A sum of Rs. 3420 is divided into two parts such that simple interest on these parts at 10% p.a. after 12 and 7 years, respectively, is same. What is the amount of the smaller part?

A

Rs. 1260.

B

Rs. 1360.

C

Rs. 1160.

D

Rs. 1460.

Soln.
Ans: a

We should use the shortcut technique here.
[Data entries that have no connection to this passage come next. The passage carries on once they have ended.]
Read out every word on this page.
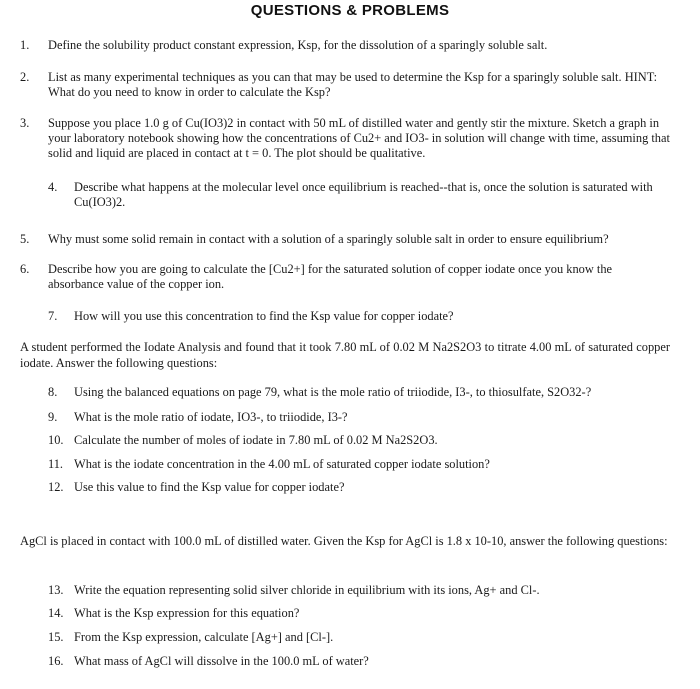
QUESTIONS & PROBLEMS
1. Define the solubility product constant expression, Ksp, for the dissolution of a sparingly soluble salt.
2. List as many experimental techniques as you can that may be used to determine the Ksp for a sparingly soluble salt. HINT: What do you need to know in order to calculate the Ksp?
3. Suppose you place 1.0 g of Cu(IO3)2 in contact with 50 mL of distilled water and gently stir the mixture. Sketch a graph in your laboratory notebook showing how the concentrations of Cu2+ and IO3- in solution will change with time, assuming that solid and liquid are placed in contact at t = 0. The plot should be qualitative.
4. Describe what happens at the molecular level once equilibrium is reached--that is, once the solution is saturated with Cu(IO3)2.
5. Why must some solid remain in contact with a solution of a sparingly soluble salt in order to ensure equilibrium?
6. Describe how you are going to calculate the [Cu2+] for the saturated solution of copper iodate once you know the absorbance value of the copper ion.
7. How will you use this concentration to find the Ksp value for copper iodate?
A student performed the Iodate Analysis and found that it took 7.80 mL of 0.02 M Na2S2O3 to titrate 4.00 mL of saturated copper iodate. Answer the following questions:
8. Using the balanced equations on page 79, what is the mole ratio of triiodide, I3-, to thiosulfate, S2O32-?
9. What is the mole ratio of iodate, IO3-, to triiodide, I3-?
10. Calculate the number of moles of iodate in 7.80 mL of 0.02 M Na2S2O3.
11. What is the iodate concentration in the 4.00 mL of saturated copper iodate solution?
12. Use this value to find the Ksp value for copper iodate?
AgCl is placed in contact with 100.0 mL of distilled water. Given the Ksp for AgCl is 1.8 x 10-10, answer the following questions:
13. Write the equation representing solid silver chloride in equilibrium with its ions, Ag+ and Cl-.
14. What is the Ksp expression for this equation?
15. From the Ksp expression, calculate [Ag+] and [Cl-].
16. What mass of AgCl will dissolve in the 100.0 mL of water?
If r1, t1, r2, t2 be the rates and times for two parts with same interest amount, then the two parts must be in the ratio \$1/{r_1 t_1} : 1/{r_2 t_2}\$. In our case r1 = r2 = 10, which cancels, so the ratio is \$1/t_1 : 1/t_2\$. Thus, the two parts are in the ratio \$t_2 : t_1\$. The parts are: 3420 × \$7/{12 + 7}\$, and 3420 × \$12/{12 + 7}\$, which are 1260 and 2160. The smaller is Rs. 1260.

Question 4

A sum of Rs. 1100 is split into two parts. The first part is invested at 12% p.a. and the second at 6% p.a. What is the amount invested at 12% if the total simple interest at the end of 5 years is Rs. 510?

A

Rs. 600.

B

Rs. 700.

C

Rs. 500.

D

Rs. 800.

Soln.
Ans: a

Let the amount x be invested at r1% and remaining (P - x) at r2%, and let the sum of interests be I. Then, I = \${x × r_1 × 5}/100\$ + \${(P - x) × r_2 × 5}/100\$, which simplifies to 100I = 5 × (\$x × (r_1 - r_2) + P × r_2\$). Putting r1 = 12, r2 = 6, P = 1100, I = 510, we get x = Rs. 600.

Question 5

An investor puts an amount of Rs. 4200 in a simple interest scheme. If it amounts to Rs. 6258 in 7 years @7%, what would it had amounted to had the rate been 2% more?

A

Rs. 6846.

B

Rs. 6946.

C

Rs. 6746.

D

Rs. 7046.

Soln.
Ans: a

Shortcut is required here. The addition would be same as if R = 2%, T = 7 years and P = Rs. 4200, which is \${4200 × 2 × 7}/100\$ = 588. So new amount is 6258 + 588 = Rs. 6846.